Well, unfortunately, I didn't get that from his so-called Pulitzer Prize winning book, "Empire Falls." First of all, the lead character Miles wasn't compelling at all. I never felt comfortable with him and I wasn't sure what Russo was trying to do. Was I to feel sorry for Miles, or was I so feel contempt for a man, who though good, was a mamby-pamby.
And although Russo chose to write the book in third person, Russo wasn't sure if it should be third person limited or omniscient. What I mean by this is that on one hand we as readers learned about the characters and let them have us understand what they were feeling and thinking (limited third person). On the other hand, Russo decided to inject his personal philosophical views projected through the characters in awkward places, mainly coming from Miles or Tick and even to a lesser extent Janine.
I can usually read a 470+ page book in a week, but this book took me seven weeks to finish, because it just wasn't interesting enough. The plot was not existent and did not come together until late in Part Four. Then I felt it was a rush to the finish line to tie up all the preposterous lose ends between Miles, Charlie Mayne (Whiting), his mother Grace, John Voss, Mrs. Whiting, Cindy Whiting and even Max.

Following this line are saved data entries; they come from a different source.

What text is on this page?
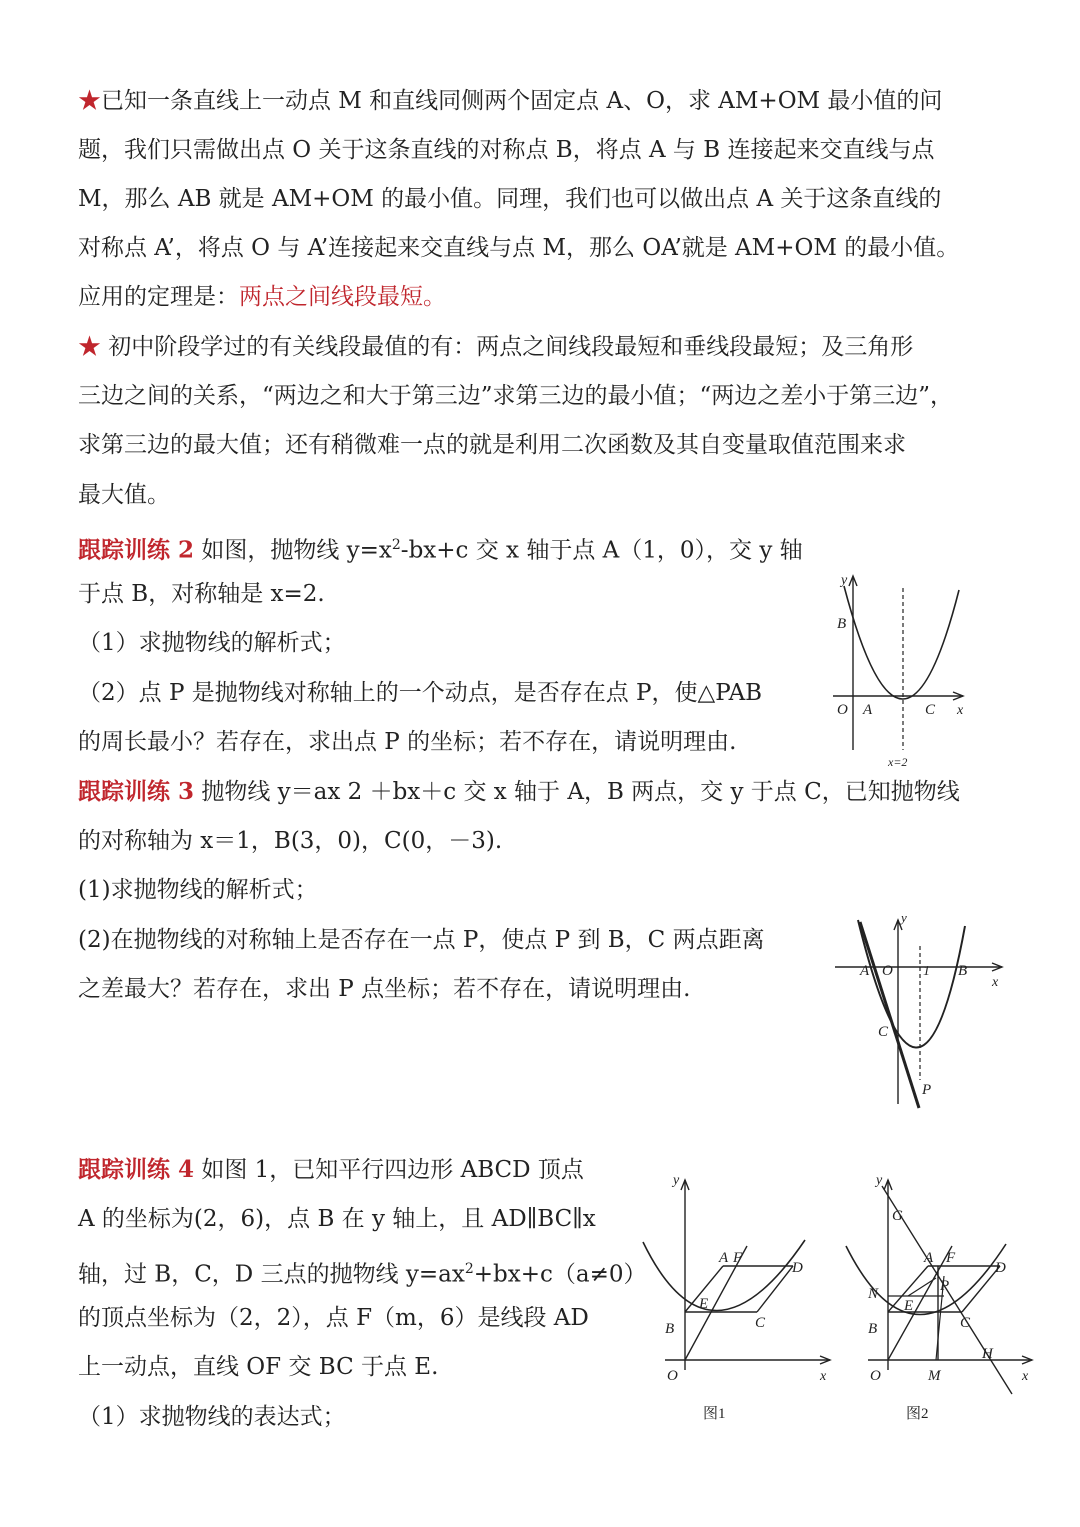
★已知一条直线上一动点 M 和直线同侧两个固定点 A、O，求 AM+OM 最小值的问
题，我们只需做出点 O 关于这条直线的对称点 B，将点 A 与 B 连接起来交直线与点
M，那么 AB 就是 AM+OM 的最小值。同理，我们也可以做出点 A 关于这条直线的
对称点 A’，将点 O 与 A’连接起来交直线与点 M，那么 OA’就是 AM+OM 的最小值。
应用的定理是：两点之间线段最短。
★ 初中阶段学过的有关线段最值的有：两点之间线段最短和垂线段最短；及三角形
三边之间的关系，“两边之和大于第三边”求第三边的最小值；“两边之差小于第三边”，
求第三边的最大值；还有稍微难一点的就是利用二次函数及其自变量取值范围来求
最大值。
跟踪训练 2 如图，抛物线 $y=x^2-bx+c$ 交 x 轴于点 A（1，0），交 y 轴
于点 B，对称轴是 x=2.
（1）求抛物线的解析式；
（2）点 P 是抛物线对称轴上的一个动点，是否存在点 P，使△PAB
的周长最小？若存在，求出点 P 的坐标；若不存在，请说明理由.
y
x
B
O A	C
x=2
跟踪训练 3 抛物线 y＝ax 2 ＋bx＋c 交 x 轴于 A，B 两点，交 y 于点 C，已知抛物线
的对称轴为 x＝1，B(3，0)，C(0，－3).
(1)求抛物线的解析式；
(2)在抛物线的对称轴上是否存在一点 P，使点 P 到 B，C 两点距离
之差最大？若存在，求出 P 点坐标；若不存在，请说明理由.
y
x
A O 1 B
C
P
跟踪训练 4 如图 1，已知平行四边形 ABCD 顶点
A 的坐标为(2，6)，点 B 在 y 轴上，且 AD∥BC∥x
轴，过 B，C，D 三点的抛物线 $y=ax^2+bx+c(a\ne 0)$
的顶点坐标为（2，2），点 F（m，6）是线段 AD
上一动点，直线 OF 交 BC 于点 E.
（1）求抛物线的表达式；
y
x
A F
D
E
B	C
O
图1
y
x
G
A F
D
N	P
E
B	C
H
O	M
图2
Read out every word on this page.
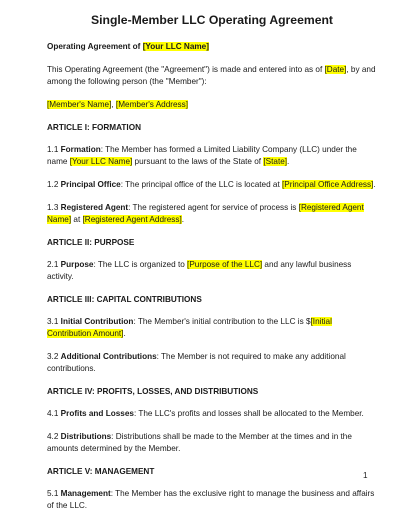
Single-Member LLC Operating Agreement
Operating Agreement of [Your LLC Name]
This Operating Agreement (the "Agreement") is made and entered into as of [Date], by and among the following person (the "Member"):
[Member's Name], [Member's Address]
ARTICLE I: FORMATION
1.1 Formation: The Member has formed a Limited Liability Company (LLC) under the name [Your LLC Name] pursuant to the laws of the State of [State].
1.2 Principal Office: The principal office of the LLC is located at [Principal Office Address].
1.3 Registered Agent: The registered agent for service of process is [Registered Agent Name] at [Registered Agent Address].
ARTICLE II: PURPOSE
2.1 Purpose: The LLC is organized to [Purpose of the LLC] and any lawful business activity.
ARTICLE III: CAPITAL CONTRIBUTIONS
3.1 Initial Contribution: The Member's initial contribution to the LLC is $[Initial Contribution Amount].
3.2 Additional Contributions: The Member is not required to make any additional contributions.
ARTICLE IV: PROFITS, LOSSES, AND DISTRIBUTIONS
4.1 Profits and Losses: The LLC's profits and losses shall be allocated to the Member.
4.2 Distributions: Distributions shall be made to the Member at the times and in the amounts determined by the Member.
ARTICLE V: MANAGEMENT
5.1 Management: The Member has the exclusive right to manage the business and affairs of the LLC.
1
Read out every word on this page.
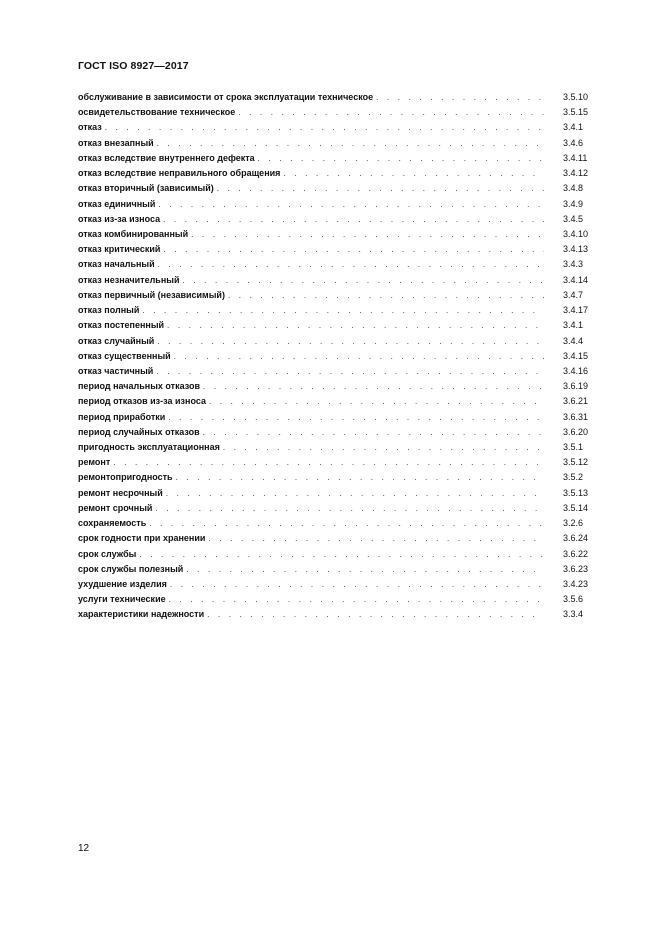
ГОСТ ISO 8927—2017
обслуживание в зависимости от срока эксплуатации техническое . . .	3.5.10
освидетельствование техническое . . .	3.5.15
отказ . . .	3.4.1
отказ внезапный . . .	3.4.6
отказ вследствие внутреннего дефекта . . .	3.4.11
отказ вследствие неправильного обращения . . .	3.4.12
отказ вторичный (зависимый) . . .	3.4.8
отказ единичный . . .	3.4.9
отказ из-за износа . . .	3.4.5
отказ комбинированный . . .	3.4.10
отказ критический . . .	3.4.13
отказ начальный . . .	3.4.3
отказ незначительный . . .	3.4.14
отказ первичный (независимый) . . .	3.4.7
отказ полный . . .	3.4.17
отказ постепенный . . .	3.4.1
отказ случайный . . .	3.4.4
отказ существенный . . .	3.4.15
отказ частичный . . .	3.4.16
период начальных отказов . . .	3.6.19
период отказов из-за износа . . .	3.6.21
период приработки . . .	3.6.31
период случайных отказов . . .	3.6.20
пригодность эксплуатационная . . .	3.5.1
ремонт . . .	3.5.12
ремонтопригодность . . .	3.5.2
ремонт несрочный . . .	3.5.13
ремонт срочный . . .	3.5.14
сохраняемость . . .	3.2.6
срок годности при хранении . . .	3.6.24
срок службы . . .	3.6.22
срок службы полезный . . .	3.6.23
ухудшение изделия . . .	3.4.23
услуги технические . . .	3.5.6
характеристики надежности . . .	3.3.4
12
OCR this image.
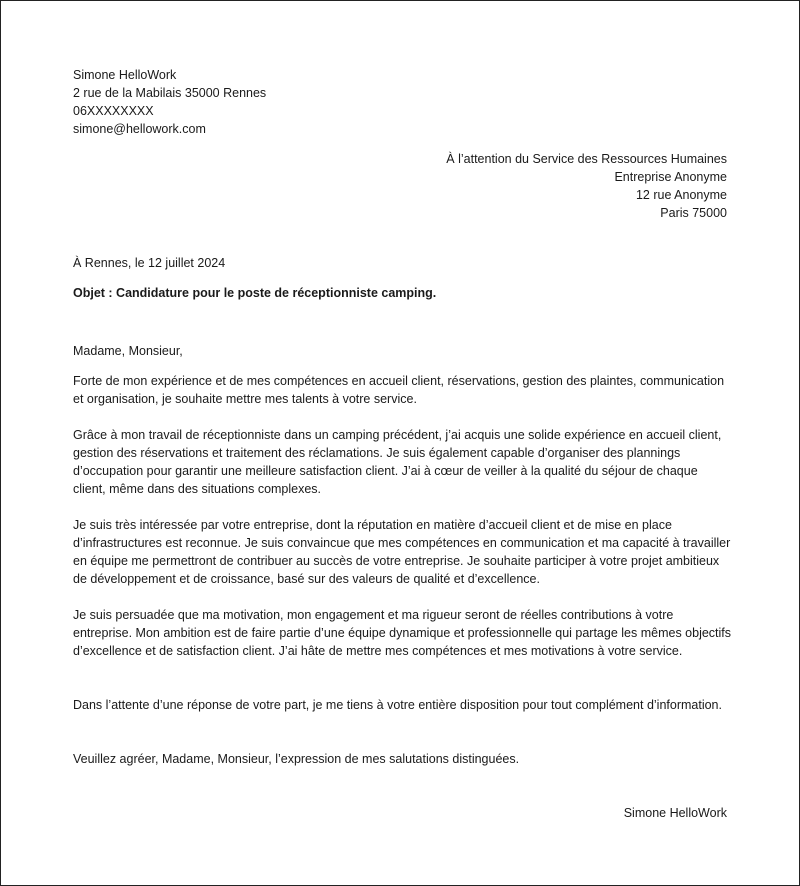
Simone HelloWork
2 rue de la Mabilais 35000 Rennes
06XXXXXXXX
simone@hellowork.com
À l’attention du Service des Ressources Humaines
Entreprise Anonyme
12 rue Anonyme
Paris 75000
À Rennes, le 12 juillet 2024
Objet : Candidature pour le poste de réceptionniste camping.
Madame, Monsieur,
Forte de mon expérience et de mes compétences en accueil client, réservations, gestion des plaintes, communication et organisation, je souhaite mettre mes talents à votre service.
Grâce à mon travail de réceptionniste dans un camping précédent, j’ai acquis une solide expérience en accueil client, gestion des réservations et traitement des réclamations. Je suis également capable d’organiser des plannings d’occupation pour garantir une meilleure satisfaction client. J’ai à cœur de veiller à la qualité du séjour de chaque client, même dans des situations complexes.
Je suis très intéressée par votre entreprise, dont la réputation en matière d’accueil client et de mise en place d’infrastructures est reconnue. Je suis convaincue que mes compétences en communication et ma capacité à travailler en équipe me permettront de contribuer au succès de votre entreprise. Je souhaite participer à votre projet ambitieux de développement et de croissance, basé sur des valeurs de qualité et d’excellence.
Je suis persuadée que ma motivation, mon engagement et ma rigueur seront de réelles contributions à votre entreprise. Mon ambition est de faire partie d’une équipe dynamique et professionnelle qui partage les mêmes objectifs d’excellence et de satisfaction client. J’ai hâte de mettre mes compétences et mes motivations à votre service.
Dans l’attente d’une réponse de votre part, je me tiens à votre entière disposition pour tout complément d’information.
Veuillez agréer, Madame, Monsieur, l’expression de mes salutations distinguées.
Simone HelloWork
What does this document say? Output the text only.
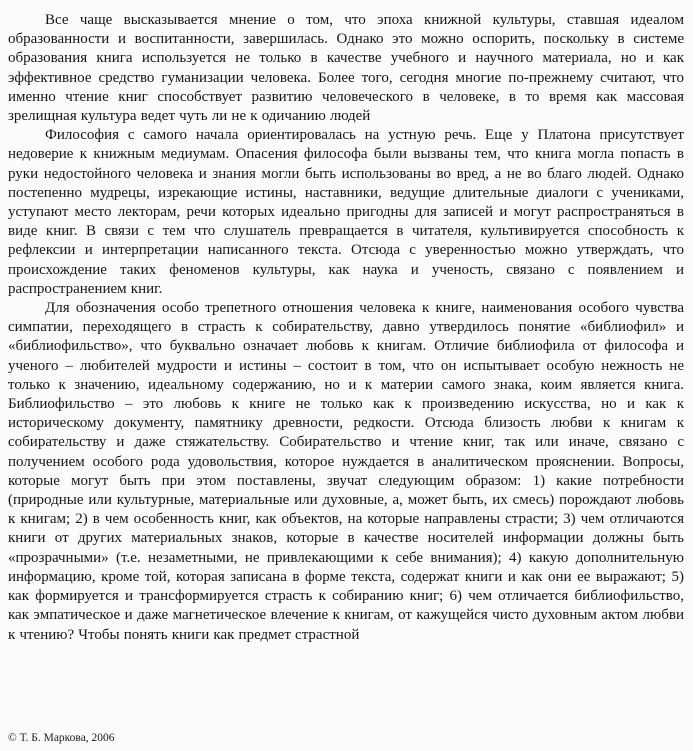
Все чаще высказывается мнение о том, что эпоха книжной культуры, ставшая идеалом образованности и воспитанности, завершилась. Однако это можно оспорить, поскольку в системе образования книга используется не только в качестве учебного и научного материала, но и как эффективное средство гуманизации человека. Более того, сегодня многие по-прежнему считают, что именно чтение книг способствует развитию человеческого в человеке, в то время как массовая зрелищная культура ведет чуть ли не к одичанию людей

Философия с самого начала ориентировалась на устную речь. Еще у Платона присутствует недоверие к книжным медиумам. Опасения философа были вызваны тем, что книга могла попасть в руки недостойного человека и знания могли быть использованы во вред, а не во благо людей. Однако постепенно мудрецы, изрекающие истины, наставники, ведущие длительные диалоги с учениками, уступают место лекторам, речи которых идеально пригодны для записей и могут распространяться в виде книг. В связи с тем что слушатель превращается в читателя, культивируется способность к рефлексии и интерпретации написанного текста. Отсюда с уверенностью можно утверждать, что происхождение таких феноменов культуры, как наука и ученость, связано с появлением и распространением книг.

Для обозначения особо трепетного отношения человека к книге, наименования особого чувства симпатии, переходящего в страсть к собирательству, давно утвердилось понятие «библиофил» и «библиофильство», что буквально означает любовь к книгам. Отличие библиофила от философа и ученого – любителей мудрости и истины – состоит в том, что он испытывает особую нежность не только к значению, идеальному содержанию, но и к материи самого знака, коим является книга. Библиофильство – это любовь к книге не только как к произведению искусства, но и как к историческому документу, памятнику древности, редкости. Отсюда близость любви к книгам к собирательству и даже стяжательству. Собирательство и чтение книг, так или иначе, связано с получением особого рода удовольствия, которое нуждается в аналитическом прояснении. Вопросы, которые могут быть при этом поставлены, звучат следующим образом: 1) какие потребности (природные или культурные, материальные или духовные, а, может быть, их смесь) порождают любовь к книгам; 2) в чем особенность книг, как объектов, на которые направлены страсти; 3) чем отличаются книги от других материальных знаков, которые в качестве носителей информации должны быть «прозрачными» (т.е. незаметными, не привлекающими к себе внимания); 4) какую дополнительную информацию, кроме той, которая записана в форме текста, содержат книги и как они ее выражают; 5) как формируется и трансформируется страсть к собиранию книг; 6) чем отличается библиофильство, как эмпатическое и даже магнетическое влечение к книгам, от кажущейся чисто духовным актом любви к чтению? Чтобы понять книги как предмет страстной

© Т. Б. Маркова, 2006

In sum, I found this book very disappointing. I gave it 3 stars, but really wanted to give it 2.5 stars. I think 2 stars would have been too harsh, because Russo is a fine writer, but I just don't get what the Pulitzer committee saw in this book except for a variation on school violence (done better in many other books) and a small town environment (done MUCH better by Annie Proulx and John Yates) of a crumbling North East town and the hanger-ons just trying to make sense of their existence; thus the double entendre of "EMPIRE FALLS." It just didn't do it for me.
Disappointing, to Say the Least
Russo easily manages the difficult task of creating a town and populating it with "real" people, but he does the narrative a tremendous disservice with a major rote story line. The introduction of an abused teenager who goes on to kill a classmate, a teacher and the principal betrays the novel. Not only does it reflect a lack of imagination, but it fails to move the characters along the natural line of progression Russo had outlined until that point. If deus ex machina is your thing, you may not find this twist disruptive. I would have preferred the characters to find redemption or falter just short of it through their own actions rather than find the 460+ pages that preceded this shift were read in vain.
Note: Russo needed a mechanism to get his protagonist Miles to Martha's Vineyard so that he could he could have his epiphany. I suppose a psychopathic teenager is an easy way to create that path, but that isn't the one I expect from a Pulitzer Prize-winning novel.
Two stars given only because of the quality of the writing and the depth of exploration of the relationships we have with ourselves, our family and friends, the towns in which we live and, critically, expectations -- those we have for ourselves and that others have for us.
Thoughtful
On the surface this is a book about an average guy who is stuck in a rut in an average small town. But when you delve deeper, you see that the book is about how pivotal choices and events shape who we are and where we end up in life. The characters in this book are memorable, realistic, and well developed. They are masterfully woven together to create an engaging story. However, the story moves slowly because there are a lot of necessary details to the story. I would not recommend this book to anyone looking for a quick, entertaining read that requires no thought. Much like real life, some parts of the story were humorous while others were tragic and sad.
Readable
Life in a derelict New England milltown. Readable? Yes, but not mesmerizing. Hard to argue with the Pulitzer Prize, but, frankly, the characters were weak-kneed and not particularly likeable; kept hoping someone would show a little spunk but it didn't happen.